Explanation of Dwight diagnostic board

The goal of the board is to prevent the KIM-1 to boot from the builtin ROM. Or using any other KIM-1 component except the CPU.
 
So the KIM-1 will respond to the diagnsotic baordeven if the KIM-1 ROM in the 6530--2 is bad or not present.
Therefore an EPROM is used that is mapped into the KIM-1 memory at boot.

A 27128 128Kb, which gives 16K ROM. Every 1K can hold a test program.

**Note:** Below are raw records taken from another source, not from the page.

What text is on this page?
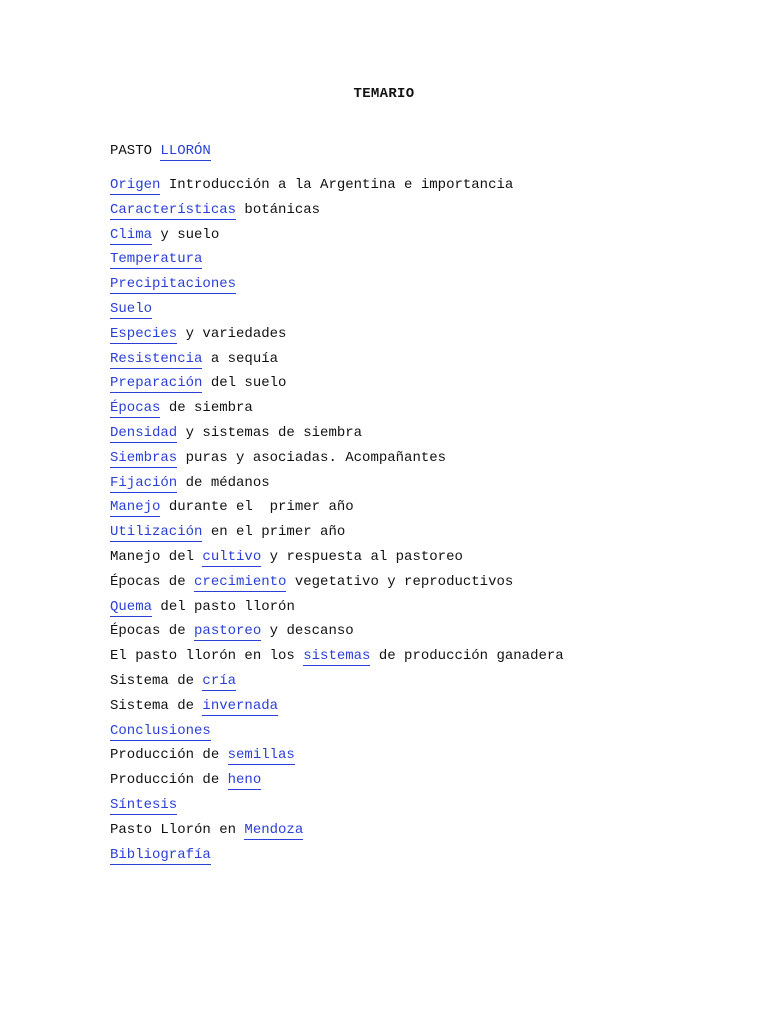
TEMARIO
PASTO LLORÓN
Origen Introducción a la Argentina e importancia
Características botánicas
Clima y suelo
Temperatura
Precipitaciones
Suelo
Especies y variedades
Resistencia a sequía
Preparación del suelo
Épocas de siembra
Densidad y sistemas de siembra
Siembras puras y asociadas. Acompañantes
Fijación de médanos
Manejo durante el  primer año
Utilización en el primer año
Manejo del cultivo y respuesta al pastoreo
Épocas de crecimiento vegetativo y reproductivos
Quema del pasto llorón
Épocas de pastoreo y descanso
El pasto llorón en los sistemas de producción ganadera
Sistema de cría
Sistema de invernada
Conclusiones
Producción de semillas
Producción de heno
Síntesis
Pasto Llorón en Mendoza
Bibliografía
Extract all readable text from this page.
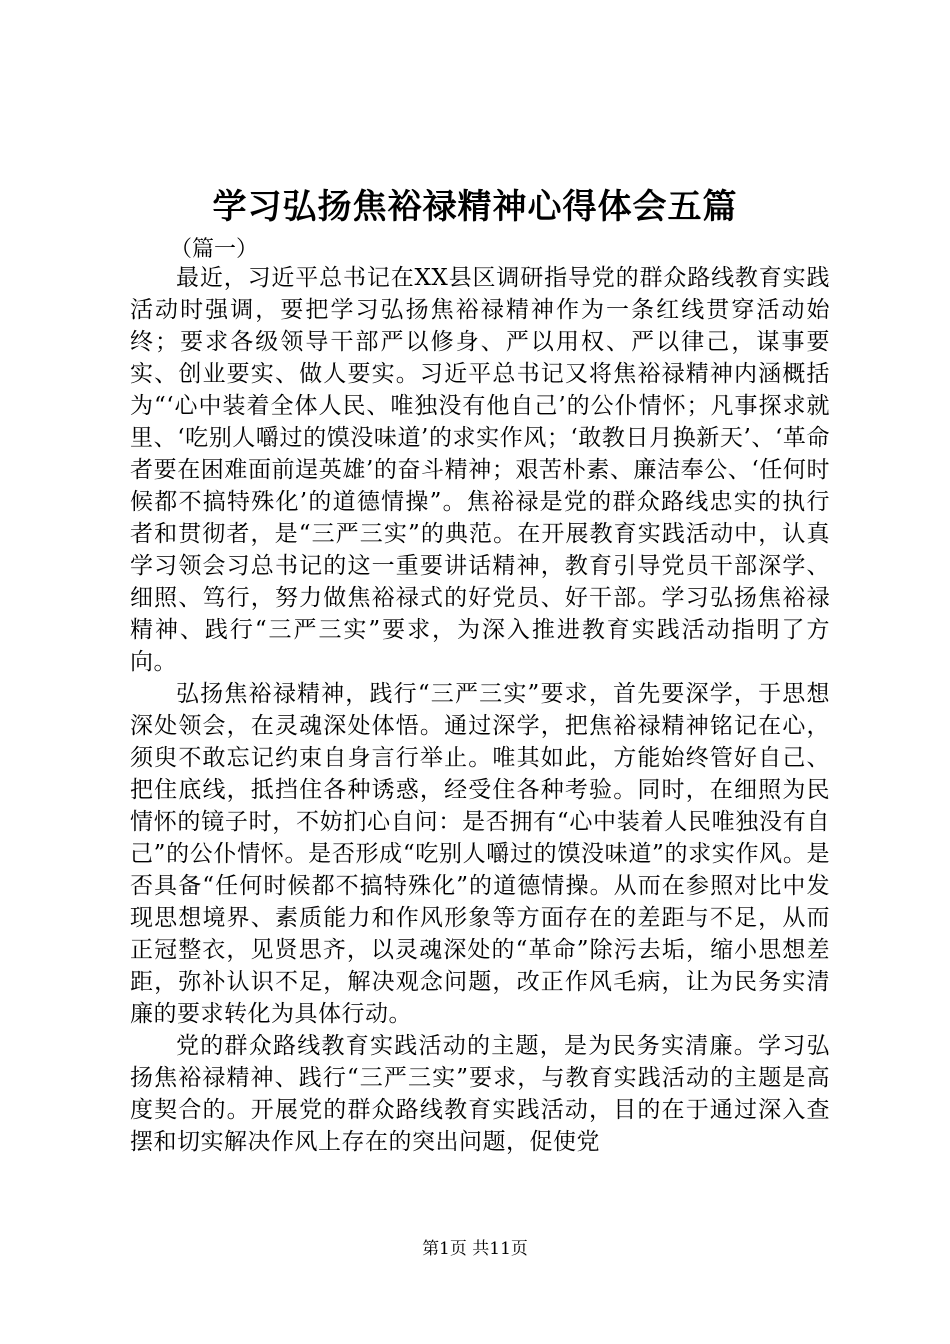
学习弘扬焦裕禄精神心得体会五篇
（篇一）

最近，习近平总书记在XX县区调研指导党的群众路线教育实践活动时强调，要把学习弘扬焦裕禄精神作为一条红线贯穿活动始终；要求各级领导干部严以修身、严以用权、严以律己，谋事要实、创业要实、做人要实。习近平总书记又将焦裕禄精神内涵概括为“‘心中装着全体人民、唯独没有他自己’的公仆情怀；凡事探求就里、‘吃别人嚼过的馍没味道’的求实作风；‘敢教日月换新天’、‘革命者要在困难面前逞英雄’的奋斗精神；艰苦朴素、廉洁奉公、‘任何时候都不搞特殊化’的道德情操”。焦裕禄是党的群众路线忠实的执行者和贯彻者，是“三严三实”的典范。在开展教育实践活动中，认真学习领会习总书记的这一重要讲话精神，教育引导党员干部深学、细照、笃行，努力做焦裕禄式的好党员、好干部。学习弘扬焦裕禄精神、践行“三严三实”要求，为深入推进教育实践活动指明了方向。

弘扬焦裕禄精神，践行“三严三实”要求，首先要深学，于思想深处领会，在灵魂深处体悟。通过深学，把焦裕禄精神铭记在心，须臾不敢忘记约束自身言行举止。唯其如此，方能始终管好自己、把住底线，抵挡住各种诱惑，经受住各种考验。同时，在细照为民情怀的镜子时，不妨扪心自问：是否拥有“心中装着人民唯独没有自己”的公仆情怀。是否形成“吃别人嚼过的馍没味道”的求实作风。是否具备“任何时候都不搞特殊化”的道德情操。从而在参照对比中发现思想境界、素质能力和作风形象等方面存在的差距与不足，从而正冠整衣，见贤思齐，以灵魂深处的“革命”除污去垢，缩小思想差距，弥补认识不足，解决观念问题，改正作风毛病，让为民务实清廉的要求转化为具体行动。

党的群众路线教育实践活动的主题，是为民务实清廉。学习弘扬焦裕禄精神、践行“三严三实”要求，与教育实践活动的主题是高度契合的。开展党的群众路线教育实践活动，目的在于通过深入查摆和切实解决作风上存在的突出问题，促使党

第1页 共11页
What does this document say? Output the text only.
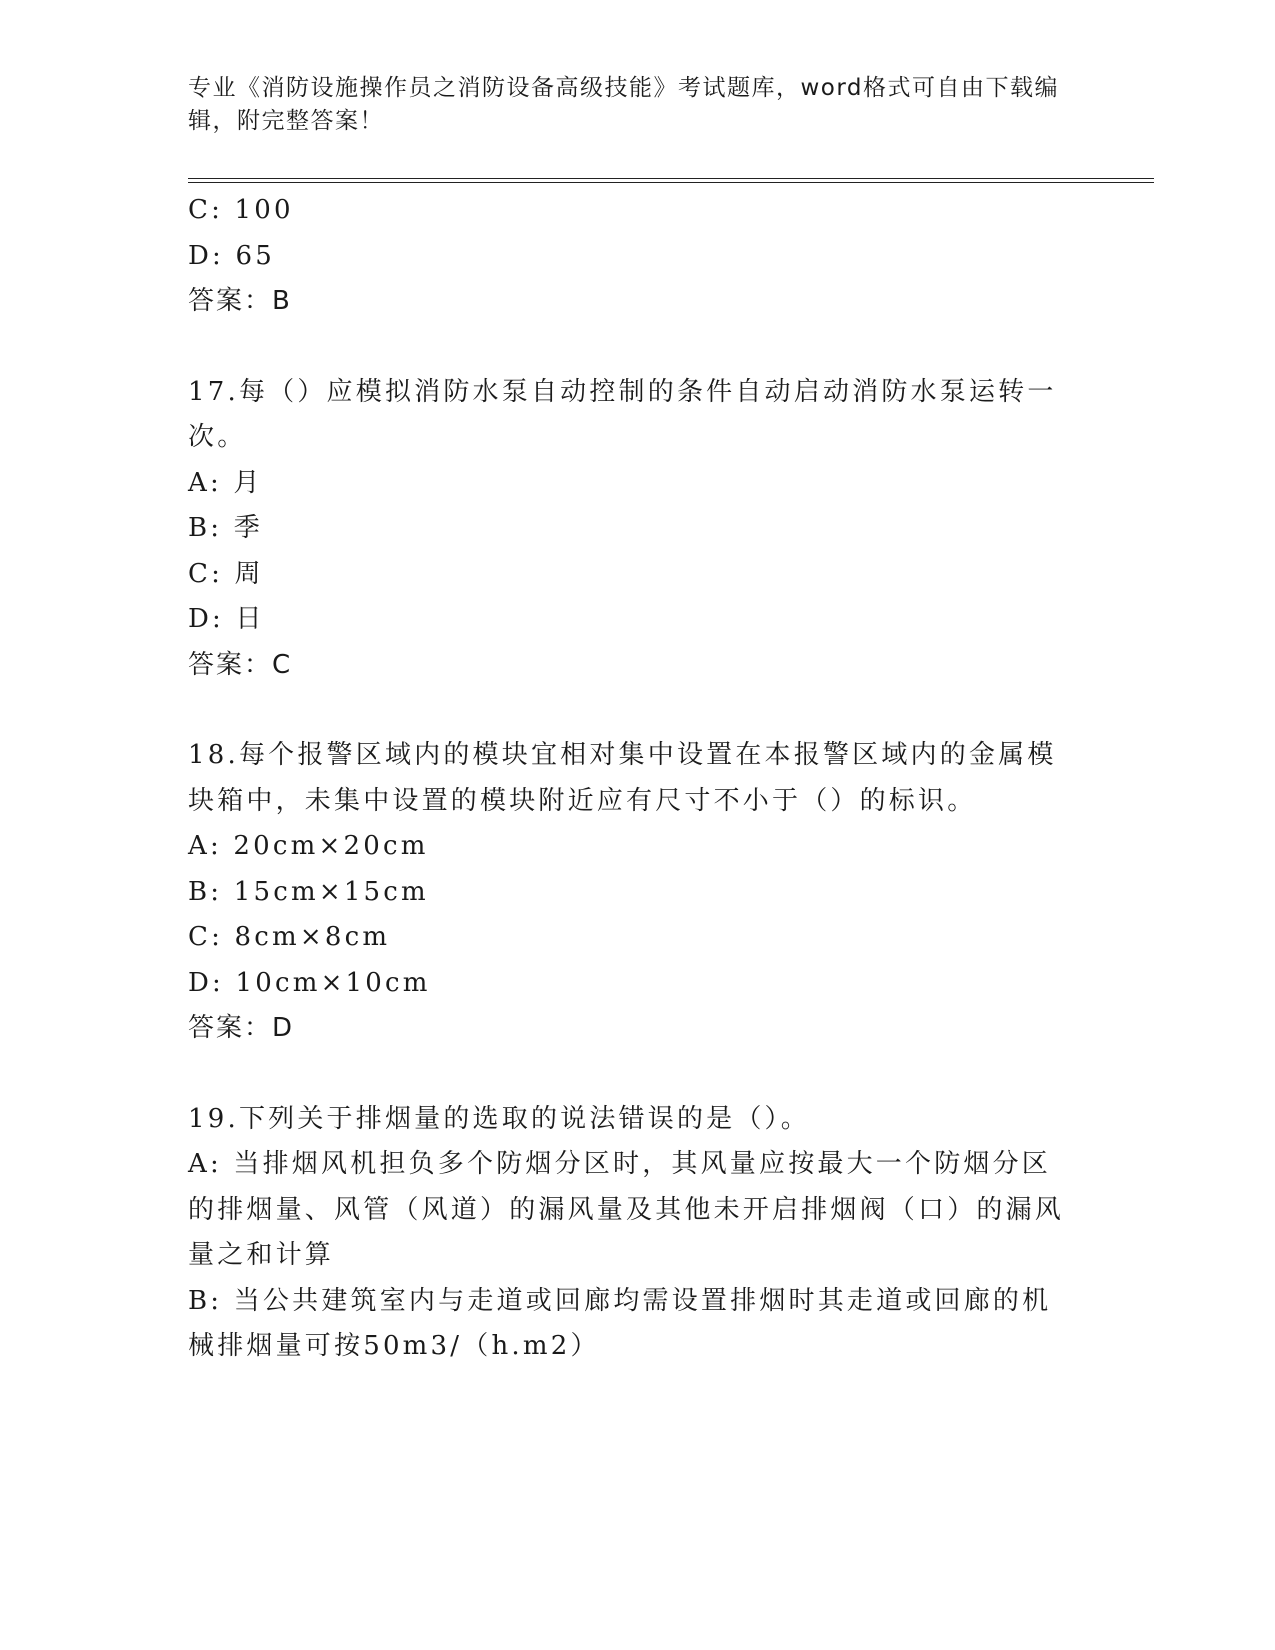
专业《消防设施操作员之消防设备高级技能》考试题库，word格式可自由下载编辑，附完整答案！
C: 100
D: 65
答案：B
17.每（）应模拟消防水泵自动控制的条件自动启动消防水泵运转一次。
A: 月
B: 季
C: 周
D: 日
答案：C
18.每个报警区域内的模块宜相对集中设置在本报警区域内的金属模块箱中，未集中设置的模块附近应有尺寸不小于（）的标识。
A: 20cm×20cm
B: 15cm×15cm
C: 8cm×8cm
D: 10cm×10cm
答案：D
19.下列关于排烟量的选取的说法错误的是（）。
A: 当排烟风机担负多个防烟分区时，其风量应按最大一个防烟分区的排烟量、风管（风道）的漏风量及其他未开启排烟阀（口）的漏风量之和计算
B: 当公共建筑室内与走道或回廊均需设置排烟时其走道或回廊的机械排烟量可按50m3/（h.m2）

The 1K ROM  partis selected (with a DIP switch with four switches) when:
- A15 is high (which is during RESET) and the vectors are mapped in. 
- when K3 is high, address range 0C00 - 0FFF
The vectors in the upper part of the EPROM  are therefore in the FFFA-FFFF range.
Also, when A15 is high, DECODE ENABLE is used to prevent the KIM ROM to be mapped in. 

Status and Access lEDs

K4 is used to toggle the green status LED via a flipflop 74LS74. 
The Data input is high, any address written to K4 (1000-13FF) will clock this high in and light the LED.
K3 is used to light or turn off the Red access LED via the other flipflop in the 74ls74, the Data input is connected to D0. 
The flipflops are reset with the RST signal at boot.

In the EPROM various test programs can be stored. Activated by storing the start address in the RESET vector.
The DIP switch 1, 2, 3 ,4 select with the high address A10-A13 another part of the 16 in total. When selected the ROM appears at K3, 0C00 -0DFF
And the upper six addresses are the RESET/IRQ/NMI vectors.

DIP swith 6 allows the EPROM to be disabled by blocking access to Decode enable of the card.